Beverhalle wird umgebaut

Ostbevern

Eigentlich war die Beverhalle als Sport- und Veranstaltungsstätte geplant. Genutzt werden kann sie als Veranstaltungsstätte jedoch nicht. Das soll sich nun ändern. Alle Fraktionen haben sich im Haupt- und Finanzausschuss für einen Umbau ausgesprochen.

-dag-

Die Beverhalle soll 2022 für 380 000 Euro umgebaut werden. Dadurch sollen größere Foto: Karl-Heinz Kock

Hatte der Bildungs- und Generationenausschuss die Entscheidung über eine Erweiterung der Beverhalle zur Veranstaltungsstätte noch vertagt, waren die Meinungen im Haupt- und Finanzausschuss eindeutig.

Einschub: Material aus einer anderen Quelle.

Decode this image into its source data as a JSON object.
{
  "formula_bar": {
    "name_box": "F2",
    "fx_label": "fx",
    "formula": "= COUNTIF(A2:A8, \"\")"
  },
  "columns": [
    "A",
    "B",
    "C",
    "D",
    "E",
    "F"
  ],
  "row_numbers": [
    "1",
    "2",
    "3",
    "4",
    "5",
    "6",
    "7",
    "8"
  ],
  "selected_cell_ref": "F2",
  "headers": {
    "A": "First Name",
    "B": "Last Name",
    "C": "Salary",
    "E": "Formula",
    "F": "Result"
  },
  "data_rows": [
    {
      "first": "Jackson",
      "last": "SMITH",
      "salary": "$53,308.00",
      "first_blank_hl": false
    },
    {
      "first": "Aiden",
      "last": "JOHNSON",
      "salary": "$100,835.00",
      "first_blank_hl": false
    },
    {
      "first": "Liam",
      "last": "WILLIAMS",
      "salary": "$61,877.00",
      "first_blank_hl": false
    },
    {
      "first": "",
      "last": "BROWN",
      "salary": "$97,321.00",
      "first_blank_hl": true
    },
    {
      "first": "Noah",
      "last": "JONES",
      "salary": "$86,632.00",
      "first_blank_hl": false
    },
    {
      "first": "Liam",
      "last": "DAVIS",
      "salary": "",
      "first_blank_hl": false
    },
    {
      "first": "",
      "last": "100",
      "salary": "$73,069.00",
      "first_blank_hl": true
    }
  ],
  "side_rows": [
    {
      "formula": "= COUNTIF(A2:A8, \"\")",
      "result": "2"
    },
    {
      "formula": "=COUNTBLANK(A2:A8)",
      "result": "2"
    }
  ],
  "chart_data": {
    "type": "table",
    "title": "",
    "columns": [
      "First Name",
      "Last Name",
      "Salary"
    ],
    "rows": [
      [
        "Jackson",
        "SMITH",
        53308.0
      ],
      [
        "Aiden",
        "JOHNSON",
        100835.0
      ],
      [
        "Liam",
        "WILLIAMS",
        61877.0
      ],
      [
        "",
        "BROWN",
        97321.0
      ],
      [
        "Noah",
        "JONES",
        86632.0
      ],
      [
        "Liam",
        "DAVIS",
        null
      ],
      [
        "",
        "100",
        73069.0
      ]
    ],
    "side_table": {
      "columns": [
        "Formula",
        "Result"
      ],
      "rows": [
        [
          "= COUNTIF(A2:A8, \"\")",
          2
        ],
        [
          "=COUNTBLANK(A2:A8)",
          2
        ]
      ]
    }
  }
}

Doch von vorne: Zunächst hatte die Fraktion der Grünen beantragt, den Umbau der Halle aufgrund der hohen Kosten – 380.000 Euro sind kalkuliert – nicht weiter zu verfolgen. Gleiches forderten die Mitglieder der SPD. Die Aula der Josef-Annegarn-Schule sei als Versammlungsstätte ausreichend, so die Ansicht der Sozialdemokraten. Die Mittel für die Beverhalle sollten zwar nicht grundsätzlich gestrichen werden, so die Ansicht der FDP. Aber zum jetzigen Zeitpunkt zurückgestellt und nicht im Haushalt 2022 eingeplant werden, so die Liberalen weiter.

In der Sitzung selbst wandelte sich das Meinungsbild deutlich. Alle drei Fraktionen zogen ihre Anträge zurück. Das Geld für die Ertüchtigung der Beverhalle bleibt im Haushalt. Denn: Es geht bei dem Umbau nicht nur darum Großveranstaltungen der Gemeinde durchführen zu können, sondern in erster Linie um den Sport. Auch in diesem Bereich stößt man mit der Halle immer wieder an Kapazitätsgrenzen. „Es ist unsere Verantwortung, die Nutzer zu schützen und die Halle überhaupt nutzbar zu machen“, sagte Wolfgang Weglage (CDU) mit Blick auf die Brandschutzmaßnahmen, die im Zuge der Umbaumaßnahmen erfolgen müssen. Schon im BGSA hatte sich die CDU für den Umbau der Halle ausgesprochen

Nur für Großveranstaltungen sei der Umbau nicht notwendig, sagte Dr. Meinrad Aichner (FDP). Da gebe es ausreichend Kapazitäten. „Das Hauptaugenmerk muss auf dem Sport liegen“, sagte er. Das sah auch Ulrich Lunkebein (Grüne) so, fügte aber schmunzelnd hinzu: „Wenn dabei dann rauskommt, dass nebenbei dort ein Neujahrsempfang stattfinden kann...“.